I mentioned it because I often hear people (not in this thread though) that thanks to its GC preventing memory leaks, Go is memory safe. The GC's role in memory safety is preventing dangling pointers though.
> Great multithreading
Until you stumble upon the countless footguns. At least they generally don’t lead to memory unsafety, just garbage data.
Data Race Patterns in Go
https://www.uber.com/blog/data-race-patterns-in-go/
Zig in spirit is essentially Go without GC. If GC is not reasonable for your usecase Zig seems like an awesome choice. Unfortunately it's probably about 5 to 10 years out from being stable enough for most people being able to write serious applications in it though (notable exceptions being Bun and Ghostty, but they have solid effort behind them keeping them up to date with Zig).
More like Modula-2 in C clothing, given the safety guarantees.

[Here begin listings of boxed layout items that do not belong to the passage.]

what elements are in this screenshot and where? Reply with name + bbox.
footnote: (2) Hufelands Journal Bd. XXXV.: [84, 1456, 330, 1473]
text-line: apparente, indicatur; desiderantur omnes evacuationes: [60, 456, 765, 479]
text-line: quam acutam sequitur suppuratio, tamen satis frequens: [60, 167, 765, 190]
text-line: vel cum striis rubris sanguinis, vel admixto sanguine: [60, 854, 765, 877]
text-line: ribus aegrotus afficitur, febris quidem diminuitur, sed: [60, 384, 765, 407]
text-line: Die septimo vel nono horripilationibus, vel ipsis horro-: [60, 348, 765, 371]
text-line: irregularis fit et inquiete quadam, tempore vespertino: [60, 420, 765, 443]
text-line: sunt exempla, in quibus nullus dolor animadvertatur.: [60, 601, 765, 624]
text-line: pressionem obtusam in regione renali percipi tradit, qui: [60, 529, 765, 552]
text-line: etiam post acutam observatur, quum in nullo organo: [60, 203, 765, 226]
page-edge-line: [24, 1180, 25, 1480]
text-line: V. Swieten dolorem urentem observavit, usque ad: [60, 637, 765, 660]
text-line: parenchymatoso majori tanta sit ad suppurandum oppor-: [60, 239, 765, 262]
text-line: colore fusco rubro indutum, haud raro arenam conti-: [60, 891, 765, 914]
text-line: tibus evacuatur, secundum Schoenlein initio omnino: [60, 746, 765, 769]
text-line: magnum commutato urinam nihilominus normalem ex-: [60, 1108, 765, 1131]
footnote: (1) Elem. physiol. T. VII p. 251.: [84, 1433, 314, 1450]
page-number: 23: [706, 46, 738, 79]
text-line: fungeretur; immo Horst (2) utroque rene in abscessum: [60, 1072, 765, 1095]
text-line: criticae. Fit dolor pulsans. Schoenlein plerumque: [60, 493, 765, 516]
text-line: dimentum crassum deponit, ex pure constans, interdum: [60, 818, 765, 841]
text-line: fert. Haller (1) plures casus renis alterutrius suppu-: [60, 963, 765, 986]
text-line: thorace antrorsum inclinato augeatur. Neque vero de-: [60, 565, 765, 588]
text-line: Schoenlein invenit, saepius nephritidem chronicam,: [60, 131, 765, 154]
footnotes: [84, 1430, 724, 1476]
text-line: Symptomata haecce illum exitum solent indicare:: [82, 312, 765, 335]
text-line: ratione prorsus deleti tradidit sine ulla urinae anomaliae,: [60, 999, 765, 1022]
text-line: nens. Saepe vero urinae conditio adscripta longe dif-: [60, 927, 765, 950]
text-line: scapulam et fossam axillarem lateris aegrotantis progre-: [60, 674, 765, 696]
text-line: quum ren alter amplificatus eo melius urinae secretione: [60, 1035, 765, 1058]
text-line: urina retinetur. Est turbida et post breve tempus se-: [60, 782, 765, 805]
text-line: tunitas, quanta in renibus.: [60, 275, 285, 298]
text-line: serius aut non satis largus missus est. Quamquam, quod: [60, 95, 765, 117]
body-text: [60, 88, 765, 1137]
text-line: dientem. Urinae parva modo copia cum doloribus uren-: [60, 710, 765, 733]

If you're focusing on safety guarantees, sure. If you measure by safety checks included by default instead, it actually has more safety checks than Go (in particular, safety checked numeric operations for overflow).
The other big thing that makes it spiritually like Go is that you follow the same pattern of: allocate resource, immediately defer deallocation.
> If your code base doesn't mind garbage collection and doesn't depend on some external library, everyone should really look at go
I mean, at that point pretty much every language would be a decent choice.
>mention Go
>great error handling
why people so confident being so wrong???
Go has some of the worst error handling I've ever seen, even worse than most exception implementations IMO, and the type system is stupid enough that it's still very easy to write bugs. Go is only surface-level memory safe, you can definitely segfault in Go. And I mean real segfault, not nullptr dereference.